Dipendenti Pubblici. Sentenze esemplari dalla Corte di Giustizia a Lussemburgo, potrebbero essere estese a 250 mila precari nel pubblico. Entro settembre quella sulla scuola

Con due sen­tenze del 12 dicem­bre la Corte di Giu­sti­zia euro­pea con sede in Lus­sem­burgo ha boc­ciato la legi­sla­zione ita­liana che nega il rico­no­sci­mento delle tutele dei pre­cari della pub­blica ammi­ni­stra­zione.
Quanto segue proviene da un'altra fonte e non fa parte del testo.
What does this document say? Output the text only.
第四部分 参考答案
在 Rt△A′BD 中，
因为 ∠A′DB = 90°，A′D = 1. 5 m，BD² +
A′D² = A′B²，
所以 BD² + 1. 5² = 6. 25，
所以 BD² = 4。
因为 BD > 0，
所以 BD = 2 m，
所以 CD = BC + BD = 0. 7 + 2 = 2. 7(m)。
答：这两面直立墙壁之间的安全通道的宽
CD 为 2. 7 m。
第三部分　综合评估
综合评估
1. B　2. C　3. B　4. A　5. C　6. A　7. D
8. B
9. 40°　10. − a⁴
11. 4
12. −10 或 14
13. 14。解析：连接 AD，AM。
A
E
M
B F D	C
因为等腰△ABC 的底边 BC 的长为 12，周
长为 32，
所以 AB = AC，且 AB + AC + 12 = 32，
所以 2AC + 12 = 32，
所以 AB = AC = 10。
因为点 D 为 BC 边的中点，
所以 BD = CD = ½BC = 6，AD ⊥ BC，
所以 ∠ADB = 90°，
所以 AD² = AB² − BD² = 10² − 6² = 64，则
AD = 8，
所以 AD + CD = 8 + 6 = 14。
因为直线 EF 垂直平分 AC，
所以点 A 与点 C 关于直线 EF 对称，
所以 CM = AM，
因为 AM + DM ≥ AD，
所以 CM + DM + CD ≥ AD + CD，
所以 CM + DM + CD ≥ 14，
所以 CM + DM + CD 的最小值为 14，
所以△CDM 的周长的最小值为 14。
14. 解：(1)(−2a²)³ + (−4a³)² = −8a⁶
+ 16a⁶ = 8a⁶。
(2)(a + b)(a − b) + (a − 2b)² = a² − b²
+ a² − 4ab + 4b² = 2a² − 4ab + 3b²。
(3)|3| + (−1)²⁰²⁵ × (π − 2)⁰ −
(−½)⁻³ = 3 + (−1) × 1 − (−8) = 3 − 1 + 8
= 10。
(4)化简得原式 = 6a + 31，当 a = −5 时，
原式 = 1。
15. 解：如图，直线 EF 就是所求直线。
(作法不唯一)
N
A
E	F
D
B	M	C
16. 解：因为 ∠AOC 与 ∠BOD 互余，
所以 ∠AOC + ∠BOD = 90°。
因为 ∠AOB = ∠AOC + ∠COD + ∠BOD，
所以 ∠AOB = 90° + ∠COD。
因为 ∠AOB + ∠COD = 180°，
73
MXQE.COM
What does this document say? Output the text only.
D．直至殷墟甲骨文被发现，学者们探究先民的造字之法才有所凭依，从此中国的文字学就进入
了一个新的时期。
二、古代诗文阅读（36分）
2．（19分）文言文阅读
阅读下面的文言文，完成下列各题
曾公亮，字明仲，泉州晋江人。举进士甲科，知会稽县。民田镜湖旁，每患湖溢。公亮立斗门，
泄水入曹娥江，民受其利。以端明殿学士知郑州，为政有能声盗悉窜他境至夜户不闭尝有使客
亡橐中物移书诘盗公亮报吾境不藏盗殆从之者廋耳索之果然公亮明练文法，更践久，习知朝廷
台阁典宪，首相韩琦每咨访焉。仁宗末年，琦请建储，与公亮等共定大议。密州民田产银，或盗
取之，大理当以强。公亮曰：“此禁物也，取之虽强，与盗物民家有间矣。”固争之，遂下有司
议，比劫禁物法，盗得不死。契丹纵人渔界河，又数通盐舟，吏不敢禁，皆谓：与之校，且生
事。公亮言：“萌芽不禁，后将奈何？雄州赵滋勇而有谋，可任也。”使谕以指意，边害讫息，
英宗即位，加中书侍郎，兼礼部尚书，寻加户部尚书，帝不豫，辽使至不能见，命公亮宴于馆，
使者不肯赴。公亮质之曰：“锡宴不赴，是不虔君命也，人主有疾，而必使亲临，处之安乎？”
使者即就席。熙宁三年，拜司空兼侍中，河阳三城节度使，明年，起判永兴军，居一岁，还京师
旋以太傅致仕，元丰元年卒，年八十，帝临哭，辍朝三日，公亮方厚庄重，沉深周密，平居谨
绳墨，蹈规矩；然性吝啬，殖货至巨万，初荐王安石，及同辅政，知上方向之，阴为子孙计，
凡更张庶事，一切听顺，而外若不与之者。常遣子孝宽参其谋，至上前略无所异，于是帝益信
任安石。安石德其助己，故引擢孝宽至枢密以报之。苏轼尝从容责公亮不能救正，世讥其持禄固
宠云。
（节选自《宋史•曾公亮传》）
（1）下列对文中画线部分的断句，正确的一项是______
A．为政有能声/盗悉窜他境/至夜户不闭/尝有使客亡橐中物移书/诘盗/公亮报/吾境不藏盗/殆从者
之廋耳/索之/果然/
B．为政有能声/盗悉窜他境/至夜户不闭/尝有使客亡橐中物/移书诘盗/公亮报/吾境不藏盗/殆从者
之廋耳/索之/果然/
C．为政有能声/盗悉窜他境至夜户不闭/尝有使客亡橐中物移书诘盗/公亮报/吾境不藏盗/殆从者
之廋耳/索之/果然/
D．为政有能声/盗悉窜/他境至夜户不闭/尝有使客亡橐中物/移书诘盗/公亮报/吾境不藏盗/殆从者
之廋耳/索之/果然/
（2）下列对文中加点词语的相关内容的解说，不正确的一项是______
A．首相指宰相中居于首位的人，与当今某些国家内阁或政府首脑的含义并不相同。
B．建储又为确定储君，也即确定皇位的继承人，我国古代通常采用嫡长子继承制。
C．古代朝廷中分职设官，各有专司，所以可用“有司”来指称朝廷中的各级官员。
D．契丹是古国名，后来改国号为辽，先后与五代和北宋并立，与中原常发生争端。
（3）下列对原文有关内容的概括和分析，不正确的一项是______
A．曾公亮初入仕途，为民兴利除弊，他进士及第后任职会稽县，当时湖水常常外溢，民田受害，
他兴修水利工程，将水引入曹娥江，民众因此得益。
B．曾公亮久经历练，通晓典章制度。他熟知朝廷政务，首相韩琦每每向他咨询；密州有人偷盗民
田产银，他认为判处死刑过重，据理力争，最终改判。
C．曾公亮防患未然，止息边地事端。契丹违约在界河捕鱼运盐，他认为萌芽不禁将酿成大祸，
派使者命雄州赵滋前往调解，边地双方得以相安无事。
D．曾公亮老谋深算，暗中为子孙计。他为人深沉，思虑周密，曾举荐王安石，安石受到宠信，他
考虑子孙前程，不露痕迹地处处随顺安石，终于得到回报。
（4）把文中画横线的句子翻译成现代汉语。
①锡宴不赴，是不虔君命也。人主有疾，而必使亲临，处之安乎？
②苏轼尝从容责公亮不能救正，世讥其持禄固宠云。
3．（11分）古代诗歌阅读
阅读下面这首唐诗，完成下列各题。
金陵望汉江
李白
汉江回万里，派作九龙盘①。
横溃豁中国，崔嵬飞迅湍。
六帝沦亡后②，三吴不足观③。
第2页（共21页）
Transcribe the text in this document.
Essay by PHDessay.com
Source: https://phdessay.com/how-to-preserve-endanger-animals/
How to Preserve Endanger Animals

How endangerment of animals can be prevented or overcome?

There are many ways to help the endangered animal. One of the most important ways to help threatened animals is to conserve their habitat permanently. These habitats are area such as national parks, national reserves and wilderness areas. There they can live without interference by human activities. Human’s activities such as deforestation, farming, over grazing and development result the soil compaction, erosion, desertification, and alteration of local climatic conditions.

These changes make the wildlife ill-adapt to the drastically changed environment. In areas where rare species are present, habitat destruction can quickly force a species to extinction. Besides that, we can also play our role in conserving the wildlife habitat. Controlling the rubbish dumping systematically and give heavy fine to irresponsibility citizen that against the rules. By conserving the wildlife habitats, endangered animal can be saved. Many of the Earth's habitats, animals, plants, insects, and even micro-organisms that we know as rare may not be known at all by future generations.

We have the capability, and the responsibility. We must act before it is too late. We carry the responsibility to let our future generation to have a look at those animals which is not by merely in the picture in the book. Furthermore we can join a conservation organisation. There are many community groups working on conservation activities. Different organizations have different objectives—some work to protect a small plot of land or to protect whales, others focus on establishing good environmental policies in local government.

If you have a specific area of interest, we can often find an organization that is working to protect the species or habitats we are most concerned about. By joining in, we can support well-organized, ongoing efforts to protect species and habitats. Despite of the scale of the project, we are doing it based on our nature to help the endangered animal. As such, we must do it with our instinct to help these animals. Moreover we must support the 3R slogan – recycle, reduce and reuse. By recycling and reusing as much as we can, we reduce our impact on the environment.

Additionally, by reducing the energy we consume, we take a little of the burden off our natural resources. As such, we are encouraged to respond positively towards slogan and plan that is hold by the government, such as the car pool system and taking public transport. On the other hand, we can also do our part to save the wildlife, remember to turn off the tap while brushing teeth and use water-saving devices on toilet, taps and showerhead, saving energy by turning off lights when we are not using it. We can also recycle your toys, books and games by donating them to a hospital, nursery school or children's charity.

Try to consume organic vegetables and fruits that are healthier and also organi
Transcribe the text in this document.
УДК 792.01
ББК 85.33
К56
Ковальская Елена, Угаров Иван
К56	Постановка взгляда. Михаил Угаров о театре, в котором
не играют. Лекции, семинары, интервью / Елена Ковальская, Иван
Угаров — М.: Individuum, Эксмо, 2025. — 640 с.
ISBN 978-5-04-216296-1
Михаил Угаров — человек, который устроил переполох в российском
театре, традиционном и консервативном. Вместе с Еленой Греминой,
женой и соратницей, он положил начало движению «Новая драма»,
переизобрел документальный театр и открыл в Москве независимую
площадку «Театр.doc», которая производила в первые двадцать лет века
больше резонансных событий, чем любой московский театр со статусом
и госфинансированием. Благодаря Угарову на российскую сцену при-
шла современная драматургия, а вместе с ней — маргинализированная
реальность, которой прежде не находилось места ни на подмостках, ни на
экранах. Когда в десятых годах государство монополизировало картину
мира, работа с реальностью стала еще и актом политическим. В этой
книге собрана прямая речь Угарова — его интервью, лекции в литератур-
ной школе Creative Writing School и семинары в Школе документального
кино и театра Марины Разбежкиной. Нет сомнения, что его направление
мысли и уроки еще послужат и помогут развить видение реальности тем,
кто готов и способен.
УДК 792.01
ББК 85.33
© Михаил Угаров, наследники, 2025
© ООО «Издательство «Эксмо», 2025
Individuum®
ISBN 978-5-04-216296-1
La prima ordi­nanza, chia­mata con il nome del ricor­rente «Car­ratù», riguarda un con­ten­zioso con le Poste, che ricorre ad un esercito di lavoratori a cottimo, come tante altre pubbliche amministrazioni.

Con­fer­mando una tesi del Tri­bu­nale di Napoli, la Corte euro­pea sostiene che lo Stato ita­liano è il datore di lavoro di ultima istanza e quindi deve rispet­tare la diret­tiva 70 del 1999 della Com­mis­sione Euro­pea che proi­bi­sce a tutti gli Stati mem­bri dell’Unione di rin­no­vare i con­tratti pre­cari oltre 36 mesi, cioè tre anni. Lo Stato ita­liano deve quindi prov­ve­dere a sta­bi­liz­zare diret­ta­mente i pre­cari e que­sto vale per tutti i livelli dell’amministrazione.

Per quanto riguarda la seconda sen­tenza, chia­mata «Papa­lia», riguarda un mae­stro della banda musi­cale del comune di Aosta, pre­ca­rio da 30 anni.